When done, I run each category through Copyscape to check for any inadvertent plagiarism. There are many times when I didn't copy something from someone else, but nevertheless used many of the same words, so that amounts to the same thing. When I find that, I have to at least change my wording, if not the entire approach.
Neutrality can be a problem, both with Islam and Judaism. The English language evolved in a Christian environment. The very words that we use, as native English speakers, are loaded with Christian concepts and assumptions. Christianity grew in an era of conflict with Judaism and is, to some extent, defined in opposition to Judaism. In some ways, Judaism can be more difficult even than the Eastern religions, like Buddhism.
Christians often view Jewish people as those who didn't accept Jesus as their Messiah, while Jewish people don't define themselves around Jesus at all. Many of the points of differentiation between Christian denominations are questions of the significance of faith and works, while Judaism doesn't consider them to be opposing concepts.
The terms that Christians might use to define their faith are not the same as those that would be used by Jews or by Muslims.

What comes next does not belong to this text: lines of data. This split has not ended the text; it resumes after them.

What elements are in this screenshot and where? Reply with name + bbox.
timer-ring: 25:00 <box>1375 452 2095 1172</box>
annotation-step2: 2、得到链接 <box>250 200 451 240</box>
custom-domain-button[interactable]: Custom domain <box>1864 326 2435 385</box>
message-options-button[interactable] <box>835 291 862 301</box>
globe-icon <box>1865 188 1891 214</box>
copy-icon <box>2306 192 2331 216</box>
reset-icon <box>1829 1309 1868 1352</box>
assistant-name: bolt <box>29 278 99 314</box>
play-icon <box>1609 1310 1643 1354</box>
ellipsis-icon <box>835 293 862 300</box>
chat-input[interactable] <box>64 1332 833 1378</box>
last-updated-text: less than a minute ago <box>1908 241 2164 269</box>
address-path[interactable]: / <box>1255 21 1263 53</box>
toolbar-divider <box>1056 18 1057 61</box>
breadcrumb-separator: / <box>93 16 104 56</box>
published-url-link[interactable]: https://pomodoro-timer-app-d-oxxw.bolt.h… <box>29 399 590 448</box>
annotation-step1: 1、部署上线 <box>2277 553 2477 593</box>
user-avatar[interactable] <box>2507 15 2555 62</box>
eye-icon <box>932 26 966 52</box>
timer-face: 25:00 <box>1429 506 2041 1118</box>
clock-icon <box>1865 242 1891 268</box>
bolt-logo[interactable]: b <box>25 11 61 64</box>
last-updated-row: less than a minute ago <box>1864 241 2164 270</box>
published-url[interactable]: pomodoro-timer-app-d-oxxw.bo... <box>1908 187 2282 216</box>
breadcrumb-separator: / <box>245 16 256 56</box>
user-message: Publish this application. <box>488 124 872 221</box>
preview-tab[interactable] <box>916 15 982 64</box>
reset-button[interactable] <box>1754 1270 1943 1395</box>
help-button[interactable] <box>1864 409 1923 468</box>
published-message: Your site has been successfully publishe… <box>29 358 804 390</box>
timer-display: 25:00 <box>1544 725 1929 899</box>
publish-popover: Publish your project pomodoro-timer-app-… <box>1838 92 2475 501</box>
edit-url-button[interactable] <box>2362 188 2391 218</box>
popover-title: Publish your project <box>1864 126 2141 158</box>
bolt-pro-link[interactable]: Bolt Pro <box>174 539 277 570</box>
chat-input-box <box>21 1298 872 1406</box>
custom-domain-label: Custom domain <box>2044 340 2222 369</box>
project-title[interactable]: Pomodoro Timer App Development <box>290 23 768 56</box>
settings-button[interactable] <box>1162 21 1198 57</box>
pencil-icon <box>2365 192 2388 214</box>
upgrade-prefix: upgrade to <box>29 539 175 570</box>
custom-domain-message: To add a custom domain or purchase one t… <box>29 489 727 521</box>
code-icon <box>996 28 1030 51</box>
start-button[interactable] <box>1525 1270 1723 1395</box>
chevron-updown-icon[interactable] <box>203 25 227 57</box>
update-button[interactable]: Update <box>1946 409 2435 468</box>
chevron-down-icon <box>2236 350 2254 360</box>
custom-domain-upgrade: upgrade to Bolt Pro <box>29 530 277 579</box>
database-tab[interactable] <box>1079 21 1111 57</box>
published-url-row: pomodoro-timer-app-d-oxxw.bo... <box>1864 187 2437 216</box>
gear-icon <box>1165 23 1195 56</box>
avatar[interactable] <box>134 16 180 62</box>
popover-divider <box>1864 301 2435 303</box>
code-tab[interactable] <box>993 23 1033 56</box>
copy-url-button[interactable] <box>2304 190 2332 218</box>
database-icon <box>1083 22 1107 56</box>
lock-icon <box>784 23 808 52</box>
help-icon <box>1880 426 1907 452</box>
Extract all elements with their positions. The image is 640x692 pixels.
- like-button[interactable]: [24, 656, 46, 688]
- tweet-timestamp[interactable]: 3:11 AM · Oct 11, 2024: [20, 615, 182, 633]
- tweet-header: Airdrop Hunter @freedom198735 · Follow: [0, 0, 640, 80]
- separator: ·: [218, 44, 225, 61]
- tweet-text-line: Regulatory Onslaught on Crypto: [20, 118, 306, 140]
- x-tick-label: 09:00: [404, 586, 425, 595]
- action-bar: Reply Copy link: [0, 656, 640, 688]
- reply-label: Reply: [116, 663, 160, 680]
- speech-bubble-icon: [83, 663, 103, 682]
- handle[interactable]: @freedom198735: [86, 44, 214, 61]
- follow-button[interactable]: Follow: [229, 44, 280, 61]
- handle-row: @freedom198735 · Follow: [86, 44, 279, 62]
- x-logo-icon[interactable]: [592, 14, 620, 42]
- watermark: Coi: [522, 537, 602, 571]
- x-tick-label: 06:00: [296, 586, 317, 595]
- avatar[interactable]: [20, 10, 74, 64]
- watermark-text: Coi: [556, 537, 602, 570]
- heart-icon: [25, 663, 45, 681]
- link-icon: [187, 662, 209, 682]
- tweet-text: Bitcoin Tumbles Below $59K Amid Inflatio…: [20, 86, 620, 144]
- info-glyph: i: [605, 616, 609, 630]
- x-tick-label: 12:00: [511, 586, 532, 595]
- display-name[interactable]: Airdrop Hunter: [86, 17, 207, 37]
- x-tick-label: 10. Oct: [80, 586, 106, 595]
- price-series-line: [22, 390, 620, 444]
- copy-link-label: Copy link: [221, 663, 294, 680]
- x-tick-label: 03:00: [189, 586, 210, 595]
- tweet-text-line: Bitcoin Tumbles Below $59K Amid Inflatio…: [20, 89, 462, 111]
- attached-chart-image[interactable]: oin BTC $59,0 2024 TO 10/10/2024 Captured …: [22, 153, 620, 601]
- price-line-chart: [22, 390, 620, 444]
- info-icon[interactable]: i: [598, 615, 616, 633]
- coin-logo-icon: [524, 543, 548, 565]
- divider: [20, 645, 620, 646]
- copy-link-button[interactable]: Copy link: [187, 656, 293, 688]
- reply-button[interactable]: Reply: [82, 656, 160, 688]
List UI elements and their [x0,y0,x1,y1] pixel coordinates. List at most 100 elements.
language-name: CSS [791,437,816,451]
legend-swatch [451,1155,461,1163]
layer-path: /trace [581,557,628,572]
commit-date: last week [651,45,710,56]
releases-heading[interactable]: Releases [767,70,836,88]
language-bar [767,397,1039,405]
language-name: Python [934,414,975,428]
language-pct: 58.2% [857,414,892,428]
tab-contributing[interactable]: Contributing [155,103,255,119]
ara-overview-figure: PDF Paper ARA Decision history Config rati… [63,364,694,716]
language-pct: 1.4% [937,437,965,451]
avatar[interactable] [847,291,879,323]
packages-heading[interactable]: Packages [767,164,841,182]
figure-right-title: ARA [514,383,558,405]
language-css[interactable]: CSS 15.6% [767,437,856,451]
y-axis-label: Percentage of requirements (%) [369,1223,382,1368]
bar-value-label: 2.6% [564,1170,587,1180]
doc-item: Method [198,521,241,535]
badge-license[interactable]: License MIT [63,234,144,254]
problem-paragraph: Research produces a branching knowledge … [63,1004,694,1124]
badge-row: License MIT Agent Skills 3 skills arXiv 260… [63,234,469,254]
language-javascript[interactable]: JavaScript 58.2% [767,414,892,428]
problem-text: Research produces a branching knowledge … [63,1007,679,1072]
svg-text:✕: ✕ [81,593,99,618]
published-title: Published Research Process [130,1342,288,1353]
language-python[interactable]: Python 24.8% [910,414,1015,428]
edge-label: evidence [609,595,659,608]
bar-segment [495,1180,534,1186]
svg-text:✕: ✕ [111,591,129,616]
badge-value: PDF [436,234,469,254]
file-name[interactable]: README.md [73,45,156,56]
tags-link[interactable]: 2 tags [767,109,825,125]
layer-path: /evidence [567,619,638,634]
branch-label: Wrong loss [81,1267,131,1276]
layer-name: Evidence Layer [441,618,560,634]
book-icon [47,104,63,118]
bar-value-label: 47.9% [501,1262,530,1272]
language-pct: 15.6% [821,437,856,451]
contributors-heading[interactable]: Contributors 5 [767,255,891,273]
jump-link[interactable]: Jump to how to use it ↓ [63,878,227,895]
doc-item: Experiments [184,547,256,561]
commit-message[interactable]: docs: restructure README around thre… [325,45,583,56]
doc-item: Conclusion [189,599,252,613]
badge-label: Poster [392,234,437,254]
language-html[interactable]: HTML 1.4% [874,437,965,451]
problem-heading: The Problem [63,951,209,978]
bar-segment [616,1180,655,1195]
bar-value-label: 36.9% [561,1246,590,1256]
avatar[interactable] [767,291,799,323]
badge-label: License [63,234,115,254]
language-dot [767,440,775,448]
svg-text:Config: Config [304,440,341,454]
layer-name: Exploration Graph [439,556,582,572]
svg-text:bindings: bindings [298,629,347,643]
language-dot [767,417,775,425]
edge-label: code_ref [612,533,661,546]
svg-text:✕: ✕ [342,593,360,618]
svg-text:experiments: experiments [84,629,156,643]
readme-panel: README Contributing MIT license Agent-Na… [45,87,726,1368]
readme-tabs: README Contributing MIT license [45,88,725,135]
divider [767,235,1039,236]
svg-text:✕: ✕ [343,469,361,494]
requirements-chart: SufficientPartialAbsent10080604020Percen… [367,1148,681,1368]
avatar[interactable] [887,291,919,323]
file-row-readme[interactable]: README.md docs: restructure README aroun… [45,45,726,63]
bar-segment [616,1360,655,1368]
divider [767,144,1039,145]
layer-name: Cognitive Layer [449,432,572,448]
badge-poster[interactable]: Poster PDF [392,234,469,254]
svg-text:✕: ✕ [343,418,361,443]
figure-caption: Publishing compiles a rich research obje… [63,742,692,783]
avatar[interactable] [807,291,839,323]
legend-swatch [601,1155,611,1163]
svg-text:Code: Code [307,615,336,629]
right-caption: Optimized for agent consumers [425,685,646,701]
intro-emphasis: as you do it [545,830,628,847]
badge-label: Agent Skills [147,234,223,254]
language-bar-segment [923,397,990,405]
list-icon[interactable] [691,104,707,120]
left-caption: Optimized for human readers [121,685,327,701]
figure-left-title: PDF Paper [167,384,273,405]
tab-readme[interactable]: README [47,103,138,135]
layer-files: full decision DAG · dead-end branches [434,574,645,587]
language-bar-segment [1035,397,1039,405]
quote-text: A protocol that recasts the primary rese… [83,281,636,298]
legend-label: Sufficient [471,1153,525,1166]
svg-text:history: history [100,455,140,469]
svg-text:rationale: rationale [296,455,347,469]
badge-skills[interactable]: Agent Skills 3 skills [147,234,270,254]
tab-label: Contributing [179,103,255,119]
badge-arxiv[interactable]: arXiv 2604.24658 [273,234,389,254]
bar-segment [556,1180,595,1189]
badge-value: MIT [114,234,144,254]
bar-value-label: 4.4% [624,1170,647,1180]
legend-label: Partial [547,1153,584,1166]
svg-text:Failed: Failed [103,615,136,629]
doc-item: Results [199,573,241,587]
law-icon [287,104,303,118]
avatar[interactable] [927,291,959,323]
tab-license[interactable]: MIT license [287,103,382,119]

Terms that are commonplace in Christianity, such as resurrection, salvation, baptism, forgiveness, conversion, justification, prayer, and many others, are often words that are used in Judaism, but they don't necessarily have the same definitions.
I have several books that were used as textbooks, in classes on world religions, but I can't use them because they were written by Christians who were describing other religions that they deemed to be wrong. That's not what I am looking for. On the other hand, clearly, I can't spend the time that it would take for me to really understand Judaism and the various Jewish movements because I am expected to complete several categories in a week. So I look for concise introductory resources on Judaism that are written by a Jew, and on Islam, by a Muslim.
Overall, I spent more time than I had hoped to on Islam, and am doing the same with Judaism. Next, I'll be going to the Eastern religions.
I don't often have trouble with words but, particularly when I am working on site descriptions all day, sometimes I find myself using the same verb repeatedly, given that most websites do pretty much the same thing. Some time ago, I created an image file of words that may be commonly used in site descriptions so that I can just pick one out if I get stuck. I use this as the background for one of my monitors.
My recent browser polls (Gadgets & Tech Talk) were prompted by the fact that I am currently working on the Web Browsers category in Aviva. If you look at it soon, you'll see that it has a minimal category description, skimpy site descriptions, and probably some listings that no longer exist. It will look much better when I'm done with it, probably before the day is over.